TV Show review
January 30, 2016 · 30 min · TV-14
Woke Score
Lower is better
Not currently streaming in United States
Review
The 2016 web series Horace and Pete follows two cousins running a rundown family bar in Brooklyn as they handle inheritance fights, mental illness, family abuse, and daily talks with regulars. Created, written, and directed by Louis C.K., it unfolds like a filmed stage play with long, naturalistic conversations full of dark humor and raw emotion.

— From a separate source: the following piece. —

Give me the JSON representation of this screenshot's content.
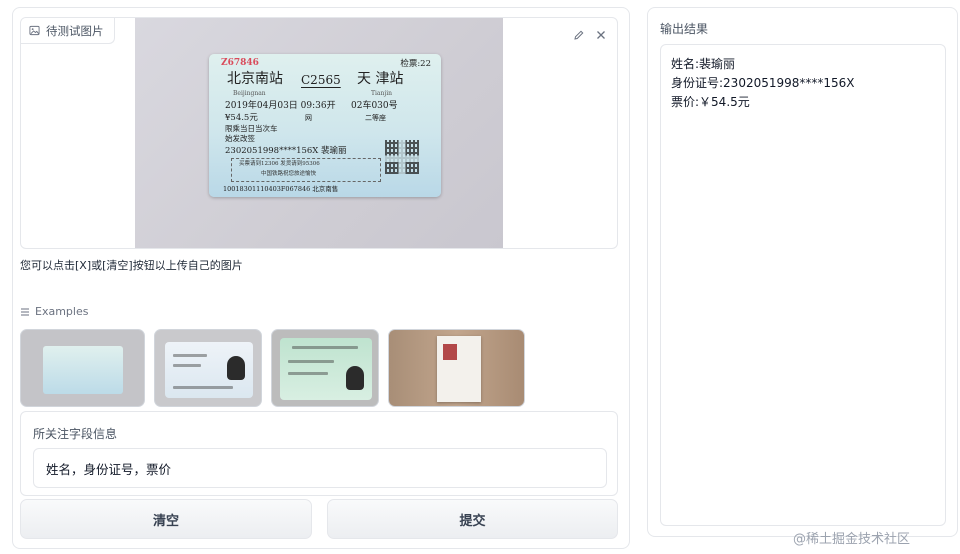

Blunt political rants and one short scene involving gender identity appear in bar talk, but they stay grounded in character flaws rather than activist messaging.
Breakdown
These are the editorial factors and ratings behind our score for Horace and Pete.
Woke representation / casting
Ensemble of mostly white, middle-aged actors fits the established family bar setting and Brooklyn dive bar patrons naturally; no forced diversity or visible identity casting choices.
Woke political dialogue
Bar conversations include raw, multi-sided debates on politics, Trump, race, and gender issues reflecting the 2016 era, but presented as character talk rather than messaging.
Identity-driven story themes
Main arcs focus on family trauma, mental health struggles, and bar legacy; a short gender-related encounter adds awkward realism but does not center or promote identity narratives.
Western institutional / cultural critique
Portrays family dysfunction, small business decline amid gentrification, political cynicism, and technology’s impact through flawed characters’ eyes without activist-style systemic attacks on patriarchy or capitalism.
Woke character or canon changes
Not relevant; original fictional story with no adaptations or historical reinterpretations.
Anti-woke backlash and complaints
Limited progressive criticism of one episode’s trans scene for insufficient consultation; absence of any significant “too woke” complaints or identity-politics backlash from audiences or media.
Creator track record context
Led by Louis C.K.’s known anti-PC, boundary-pushing style (overall 25); supporting producers bring satirical or neutral comedy backgrounds with little activist history.